Some of Boko Haram’s attacks since the ‘Boko Haram has been technically defeated’ speech include:  on Christmas day, just two days after Buhari's pronouncement, Boko Haram raided a village, killing 14 people. On December 27, the Daily Post reported of an intense battle between Boko Haram insurgents and the military over attempts by the insurgents to take over Maiduguri, the capital city of Borno State. On the same December 27, the Premium Times reported that the army arrested seven Boko Haram bomb makers in Kaduna. On December 28 several media outlets reported that about 30 people were feared dead in a suicide attack in Adamawa state.

Since its radicalization in 2010, Boko Haram has shown remarkable resilience and adaptability. On at least three occasions, the country thought the group had become routed – only to be disappointed. 
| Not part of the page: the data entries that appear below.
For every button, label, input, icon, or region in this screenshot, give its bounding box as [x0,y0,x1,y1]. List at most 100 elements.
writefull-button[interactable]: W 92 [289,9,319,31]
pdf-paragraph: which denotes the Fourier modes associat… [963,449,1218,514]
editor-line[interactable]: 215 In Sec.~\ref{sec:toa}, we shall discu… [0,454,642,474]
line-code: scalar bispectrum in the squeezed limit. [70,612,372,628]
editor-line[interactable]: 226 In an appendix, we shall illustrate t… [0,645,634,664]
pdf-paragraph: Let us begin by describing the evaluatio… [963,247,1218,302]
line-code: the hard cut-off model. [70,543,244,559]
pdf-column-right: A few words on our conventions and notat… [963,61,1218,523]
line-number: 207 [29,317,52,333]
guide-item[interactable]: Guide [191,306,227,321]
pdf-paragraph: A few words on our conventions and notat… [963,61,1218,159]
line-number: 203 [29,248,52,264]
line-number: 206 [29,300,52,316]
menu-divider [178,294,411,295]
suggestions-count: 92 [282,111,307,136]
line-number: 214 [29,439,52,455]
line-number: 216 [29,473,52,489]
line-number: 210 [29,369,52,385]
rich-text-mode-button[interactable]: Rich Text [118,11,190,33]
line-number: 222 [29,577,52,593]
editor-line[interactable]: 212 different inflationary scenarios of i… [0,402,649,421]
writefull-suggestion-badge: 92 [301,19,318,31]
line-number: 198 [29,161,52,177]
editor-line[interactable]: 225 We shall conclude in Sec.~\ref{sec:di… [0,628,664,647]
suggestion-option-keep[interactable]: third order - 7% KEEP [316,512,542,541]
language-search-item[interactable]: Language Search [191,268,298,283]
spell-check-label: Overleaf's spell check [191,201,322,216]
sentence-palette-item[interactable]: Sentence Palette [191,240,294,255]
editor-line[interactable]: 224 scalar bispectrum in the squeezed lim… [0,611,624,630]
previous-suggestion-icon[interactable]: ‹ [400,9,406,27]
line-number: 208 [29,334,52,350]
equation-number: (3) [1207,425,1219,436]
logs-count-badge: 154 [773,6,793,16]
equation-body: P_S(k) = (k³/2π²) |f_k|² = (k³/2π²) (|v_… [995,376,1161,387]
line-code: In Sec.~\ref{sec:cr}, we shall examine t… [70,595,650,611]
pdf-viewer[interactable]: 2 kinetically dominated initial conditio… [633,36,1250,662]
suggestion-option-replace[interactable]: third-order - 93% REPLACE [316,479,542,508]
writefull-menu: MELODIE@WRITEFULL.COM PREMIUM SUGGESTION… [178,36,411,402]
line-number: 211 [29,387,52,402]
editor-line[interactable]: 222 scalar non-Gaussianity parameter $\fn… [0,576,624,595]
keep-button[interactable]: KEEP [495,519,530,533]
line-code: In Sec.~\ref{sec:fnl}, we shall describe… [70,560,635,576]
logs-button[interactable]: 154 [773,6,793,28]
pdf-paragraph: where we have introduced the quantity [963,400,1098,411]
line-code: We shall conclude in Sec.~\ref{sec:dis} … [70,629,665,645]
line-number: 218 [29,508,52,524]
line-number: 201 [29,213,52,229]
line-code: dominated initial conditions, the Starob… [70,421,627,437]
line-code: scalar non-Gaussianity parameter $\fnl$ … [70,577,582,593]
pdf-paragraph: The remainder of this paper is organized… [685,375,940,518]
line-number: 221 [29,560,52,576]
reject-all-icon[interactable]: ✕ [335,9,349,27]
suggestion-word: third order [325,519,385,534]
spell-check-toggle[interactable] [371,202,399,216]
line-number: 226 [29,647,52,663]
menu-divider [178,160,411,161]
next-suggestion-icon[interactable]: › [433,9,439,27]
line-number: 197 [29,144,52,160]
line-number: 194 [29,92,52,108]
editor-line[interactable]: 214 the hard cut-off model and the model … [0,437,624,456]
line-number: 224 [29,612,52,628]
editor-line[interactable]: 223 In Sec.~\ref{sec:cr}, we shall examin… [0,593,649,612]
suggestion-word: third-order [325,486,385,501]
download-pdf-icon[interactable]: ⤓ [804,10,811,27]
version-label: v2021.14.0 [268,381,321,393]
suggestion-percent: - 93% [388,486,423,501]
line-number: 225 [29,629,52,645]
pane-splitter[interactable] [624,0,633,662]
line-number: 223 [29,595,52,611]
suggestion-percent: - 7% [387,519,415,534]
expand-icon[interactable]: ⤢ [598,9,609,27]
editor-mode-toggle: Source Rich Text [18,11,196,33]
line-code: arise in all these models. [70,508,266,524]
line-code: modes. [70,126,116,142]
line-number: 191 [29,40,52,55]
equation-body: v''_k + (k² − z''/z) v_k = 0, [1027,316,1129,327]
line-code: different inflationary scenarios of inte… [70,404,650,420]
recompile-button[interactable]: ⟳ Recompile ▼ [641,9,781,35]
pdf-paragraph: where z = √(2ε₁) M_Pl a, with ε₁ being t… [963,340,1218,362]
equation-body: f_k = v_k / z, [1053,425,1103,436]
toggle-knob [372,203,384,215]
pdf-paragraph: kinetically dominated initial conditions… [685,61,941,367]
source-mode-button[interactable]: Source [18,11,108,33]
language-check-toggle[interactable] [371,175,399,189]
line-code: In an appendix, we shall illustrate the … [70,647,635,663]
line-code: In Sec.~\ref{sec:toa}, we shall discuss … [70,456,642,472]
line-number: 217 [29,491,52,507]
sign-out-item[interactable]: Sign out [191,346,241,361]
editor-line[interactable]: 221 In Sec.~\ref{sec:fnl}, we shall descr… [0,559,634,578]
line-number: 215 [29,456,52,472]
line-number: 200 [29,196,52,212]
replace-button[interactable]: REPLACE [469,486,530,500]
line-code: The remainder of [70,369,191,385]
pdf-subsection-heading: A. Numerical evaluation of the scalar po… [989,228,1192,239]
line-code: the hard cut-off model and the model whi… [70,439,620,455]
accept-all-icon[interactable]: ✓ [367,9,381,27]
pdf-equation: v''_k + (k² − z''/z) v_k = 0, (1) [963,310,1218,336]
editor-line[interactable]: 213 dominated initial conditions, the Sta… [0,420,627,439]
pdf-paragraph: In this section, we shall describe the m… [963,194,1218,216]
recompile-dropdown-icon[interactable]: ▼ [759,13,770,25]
The ‘smart’ way to remove fuel subsidy

The recent announcement by the  Federal Government that effective   from January 1, 2016, Premium Motor Spirit (PMS), otherwise known as petrol or fuel, would be sold at N86 per litre by the Nigerian National Petroleum Corporation’s (NNPC’s) retail stations while other oil marketers would sell at N86.50 per litre, was a smart move by the government. The current official cost of fuel is N97 per litre – though the price is considerably more outside the major cities of Abuja and Lagos. The general belief is that the government has finally decided to remove fuel subsidy from January 2016 – despite its conflicting signals on the matter.  
By hiding the bad news in good news – a perfectly legitimate strategy used by governments across the world - the government is probably hoping to tie the hands of those opposed to removing subsidies.  By showing that the price of fuel should actually be lower despite the de-subsidization, the government probably hopes to remove the quivers from the arrows of the pro-subsidy lobby.

Though the Nigerian Labour Congress (NLC) said it would resist any subsidy removal, it is not certain that they will get the backing of most Nigerians on this. The fact is that several people who were opposed to removing subsidies have since shifted positions. In fact the ‘shut down Nigeria’ protests that followed the attempt by the Jonathan administration to substantially reduce the subsidy on fuel on January 1 2012 had led to the House of Representatives setting up the Farouk Lawan Ad Hoc Committee on Fuel subsidy which showed how the subsidy regime was turned into a haven for rent seeking and outright theft by a cabal of oil marketers. The government’s own Aig-Imoukhuede-led committee report and the Nuhu Ribadu’s oil subsidy report were no less damning of the oil marketers - who fought back ferociously in a manner that convinced many Nigerians that given how powerful they are, the only viable option to the scam was for the subsidy to go. 

With long queues returning at petrol stations across the country, people were rather surprised that it took the Buhari government so long to act on the fuel subsidy matter. In this sense I do not share the sentiment that it would amount to hypocrisy for those who opposed the removal of fuel subsidy under former President Jonathan to now turn round to support it.

I have two concerns on this though: one, if the subsidy should go (as I believe it should), what then is the need for the government to impose price controls with threats against anyone who will sell above the recommended price? If the supply side is as it should be, then the price should be determined by demand and supply.

My other concern is that while we are doing away with one subsidy (fuel subsidy), we are introducing a couple of new ones – school feeding and N5, 000 per month to ‘vulnerable’ unemployed people. Just like the fuel subsidy, the possibility that a cabal of contractors would capture these new regimes is very high.